Whether it’s a legal, tax, insurance, management or land issue, Farmers Weekly’s experts can help.

Here, Robert James of solicitor Thrings offers advice on a tricky farming family situation following the death of a partner.

Q. In a three-partner family business, one partner has passed away and intended to leave his shareholding to his wife, although the partnership agreement implies the shares should be divided between the two remaining partners.

The executors are refusing to acknowledge the partnership and have submitted the probate, stating they have passed on the deceased’s shareholding to his widow.

The widow has been drawing down a salary from the partnership account for the past six months without any agreement, as she has access to the accounts. Where do the other two partners stand please?

A. The situation set out above is a classic illustration of common problems encountered and issues often misunderstood when a partner leaves a farming partnership. 

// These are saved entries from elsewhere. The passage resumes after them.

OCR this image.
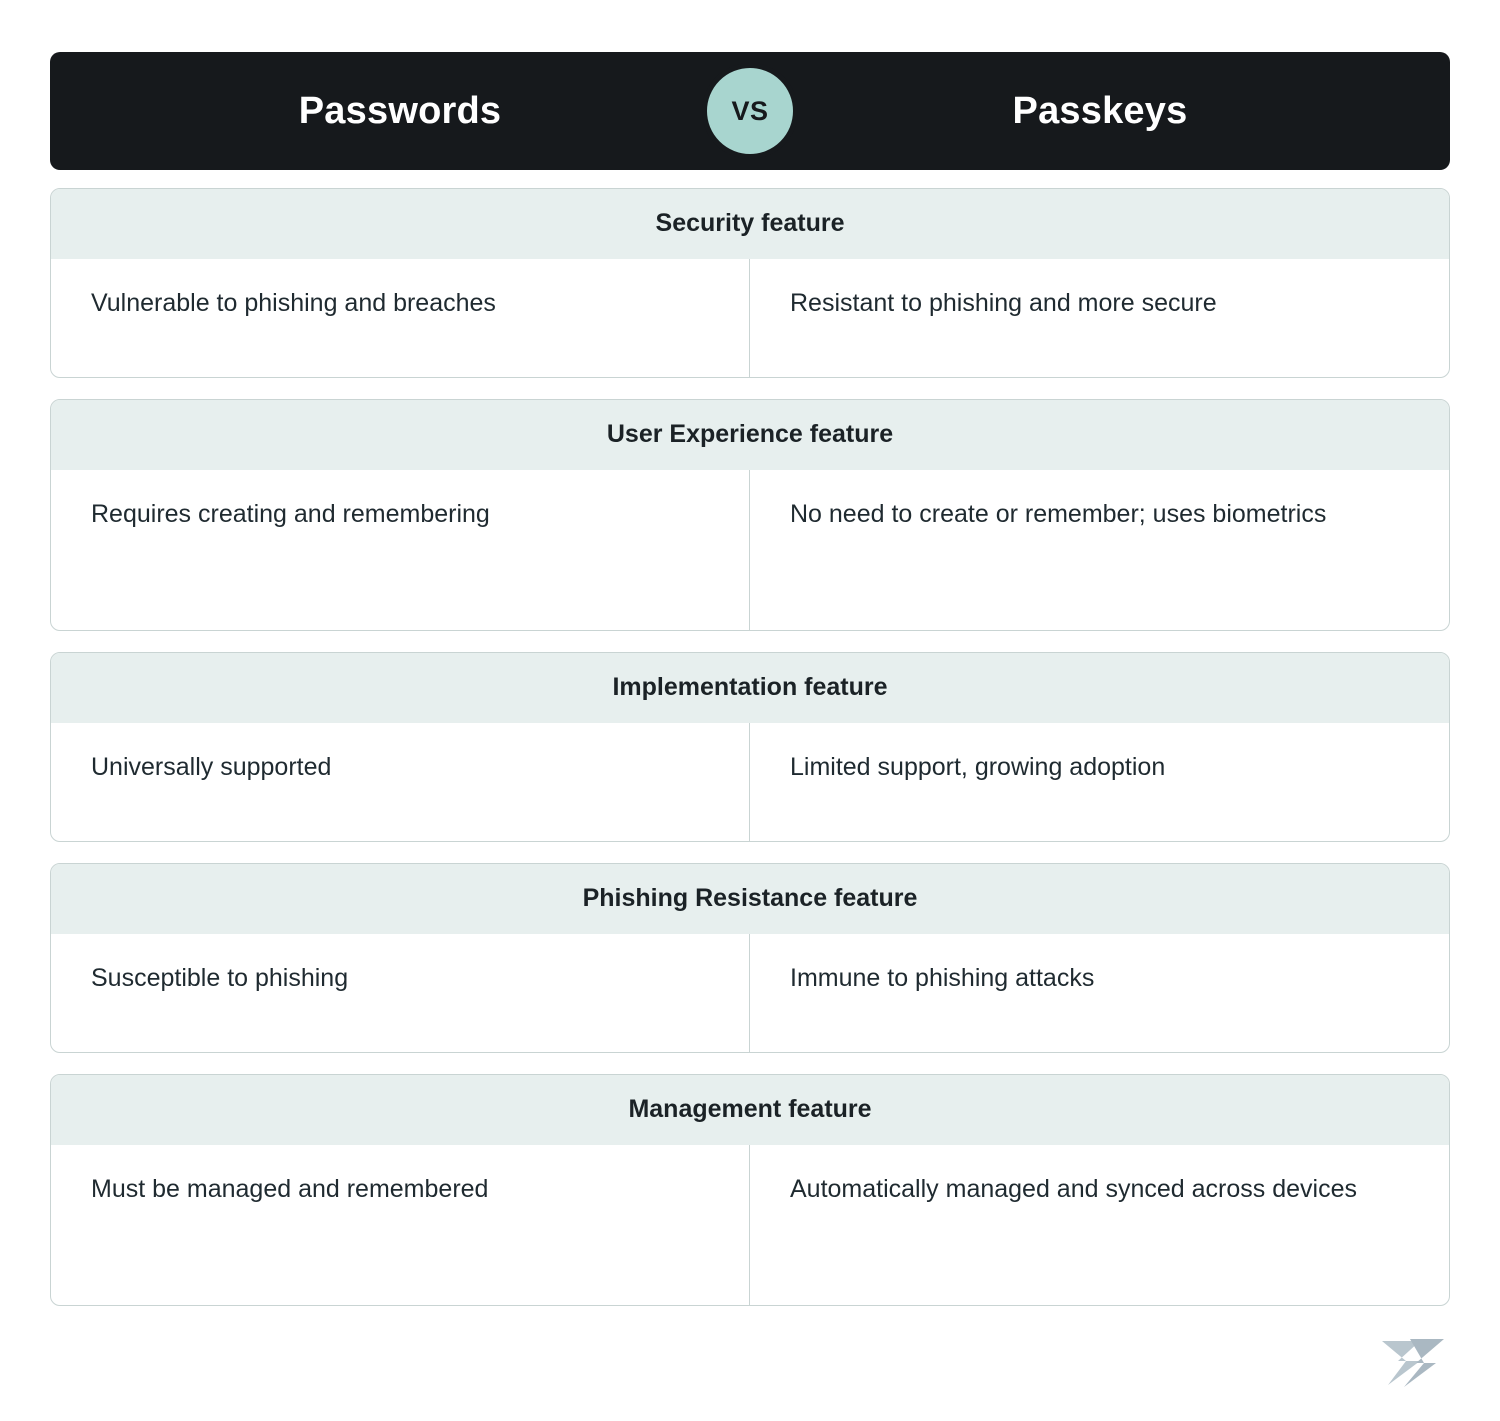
Passwords	VS	Passkeys
Security feature
Vulnerable to phishing and breaches	Resistant to phishing and more secure
User Experience feature
Requires creating and remembering	No need to create or remember; uses biometrics
Implementation feature
Universally supported	Limited support, growing adoption
Phishing Resistance feature
Susceptible to phishing	Immune to phishing attacks
Management feature
Must be managed and remembered	Automatically managed and synced across devices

In terms of the destination of the deceased’s shares, it is not uncommon to see provisions written into partnership agreements, whereby an outgoing partner’s share (on death or by retirement) accrues to the others, or the remaining partners have pre-emption rights to acquire the outgoing partner’s share for a price to be determined in line with the mechanism set out in the partnership agreement.

See also: Care home fees row raises partnership questions 

The rationale for this is often to keep the integrity of the business together, rather than face a forced sale situation every time a partner leaves the business.

The legal position will be dependent on the exact terms of the partnership agreement – and each partnership agreement can be different.

Where a partnership agreement is silent or deficient in one aspect, the fallback position is by reference to the Partnership Act 1890.

The answer may therefore lie in considering both the partnership agreement and the Act in any given situation. It sounds as if the position here is very uncertain, as the question phrases it as an implication rather than a clear-cut express term.

The position is further complicated because the terms of a partnership agreement are often varied by previous conduct or consents, especially when it is decades old and has not been updated to reflect current practices and agreements between the partners.

In terms of the conduct of the executors, they will have standalone duties to ensure that what they submit to probate is true and accurate. Serious questions could be raised if they are on clear notice that the partnership agreement says something very different.

Whatever the rights and wrongs of what the executors submitted, nothing they do or say affects the actual legal position from the viewpoint of the remaining partners if the outgoing partner’s share is subject to any accruing or pre-emption rights.

The executors may well be subject to an obligation written into the partnership agreement to do all that is necessary and desirable to vest any assets held in the deceased’s name and the corresponding share to the remaining partners.

For example, if land held in the name of the deceased needs to be transferred, a declaration from the court could be obtained to force the executors to comply.

In terms of the salary being drawn for the past six months, it appears, certainly in the absence of any contractual right to do so, that it has been improperly withdrawn and the widow must account for this sum back to the partnership in full.

In the first instance, the remaining partners should simply issue a demand and if the widow does not comply, they may have recourse to the court for an order compelling her to do so.